The Dream Syndicate – Medicine Show (expanded reissue)

The Dream Syndicate - Medicine Show

With 1982’s The Days Of Wine And Roses forever being the defining post-punk classic in Steve Wynn’s early career leading The Dream Syndicate, it’s perhaps been inevitable that its misunderstood sophomore sequel – 1984’s Medicine Show – has suffered unfairly in comparison and from its prolonged exclusion from the CD world.  Finally back in print – and now augmented with the equally rare This Is Not The New Dream Syndicate Album… Live! EP from the same year – the album is ripe for reappraisal.

Whilst the contrast with the band’s taut urban-gritted debut is indeed striking, ultimately Medicine Show still captures the same core catalytic chemistry of Wynn’s adenoidal tones and Karl Precoda’s string-bending driving proceedings.  The record in hindsight, feels like a strung-out, weathered and torn extension of The Days Of Wine And Roses; transplanting Wynn’s psychodramas out of inner-city claustrophobia and into open road rage.  Perhaps also responding to the extra infusion of Tom Zvoncheck’s barroom piano strutting and Dylanesque organ-playing (along with the replacement of bassist Kendra Smith with the more forthright Dave Provost) the Wynn/Precoda dynamic on the LP is recalibrated with Crazy Horse-meets-Green On Red swagger and riffing, for nine storytelling pieces peppered with violence, vengeance and vigour.

Very much an album of two old-school sides, the first half of Medicine Show holds shorter more hook-snagging cuts, with the second stretching into more elasticated epics. Hence the opening trio of “Still Holding On To You,” “Daddy’s Girl” and “Burn” are the long-player’s most insistently melodic entries, with a lighter-hearted exuberance amplified by soaring male backing vocals.  Things take a darker yet still fairly concise turn with the sneering twosome of “Armed With An Empty Gun” and “Bullet With My Name On It” where the album makes a brutish transition to its lengthy lysergic three-song coda.  From there the title-track sprawls itself across six minutes, flirting with the atmospheric yet unhinged malevolence of The Gun Club’s Miami en route to the stand-out live favourite “John Coltrane Stereo Blues.”  Within the latter’s searing eight plus minutes, Wynn and Precoda’s Gang Of Four via Neil Young guitars tangle mesmerizingly around each other, whilst Provost and drummer Dennis Duck sustain a meticulously steady near-Krautrock rhythm bed throughout.  By the time “Merritville” concludes the main event, the urgency dissipates into battle worn desolation that leaves the album with an overwhelming sense of oppressiveness, which might explain why it never previously received the devotion of its more accessible siblings in The Dream Syndicate catalogue.
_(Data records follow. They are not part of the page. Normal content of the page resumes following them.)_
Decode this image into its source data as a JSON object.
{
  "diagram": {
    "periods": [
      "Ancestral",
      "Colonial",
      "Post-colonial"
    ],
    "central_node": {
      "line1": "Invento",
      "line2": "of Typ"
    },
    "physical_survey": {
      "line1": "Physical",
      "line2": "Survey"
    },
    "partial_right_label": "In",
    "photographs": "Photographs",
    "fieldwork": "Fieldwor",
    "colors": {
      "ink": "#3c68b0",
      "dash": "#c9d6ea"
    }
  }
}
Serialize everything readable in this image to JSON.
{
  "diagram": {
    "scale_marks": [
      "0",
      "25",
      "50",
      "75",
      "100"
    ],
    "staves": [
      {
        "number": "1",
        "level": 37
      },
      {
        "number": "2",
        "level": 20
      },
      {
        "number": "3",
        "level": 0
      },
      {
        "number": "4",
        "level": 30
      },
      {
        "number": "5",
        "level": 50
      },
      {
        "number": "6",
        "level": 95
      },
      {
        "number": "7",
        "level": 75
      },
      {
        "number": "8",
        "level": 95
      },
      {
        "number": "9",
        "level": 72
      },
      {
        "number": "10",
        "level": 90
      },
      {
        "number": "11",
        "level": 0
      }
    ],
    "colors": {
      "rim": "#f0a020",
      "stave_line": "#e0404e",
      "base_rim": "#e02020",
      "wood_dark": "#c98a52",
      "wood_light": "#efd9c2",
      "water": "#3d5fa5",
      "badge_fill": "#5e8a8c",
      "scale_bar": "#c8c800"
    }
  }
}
Apart from some occasionally dated – but thankfully not glossy – production values, Medicine Show stands up as another respectable rough diamond from the decade most musicologists would rather forget.  The strength of the raw Medicine Show material is further highlighted in the appended live EP which – aside from a stunning piano-heavy transposition of “Tell Me When It’s Over” from The Days Of Wine And Roses – takes four tracks from the LP for sharper and less murky rides.  Naturally, “John Coltrane Stereo Blues” is blistering whatever the environment but “Armed With An Empty Gun” and “Bullet With My Name On It” are much more convincing than their studio incarnations, thanks largely to Zvoncheck’s sterling keyboard work.  “The Medicine Show” is also more riveting, ravaging and redemptive than its off-stage original.

All in all, this a thoroughly essential and patience-rewarding restoration package, that makes up for too many years of master tapes gathering dust in record company vaults and innumerable bitter eBay bidding wars.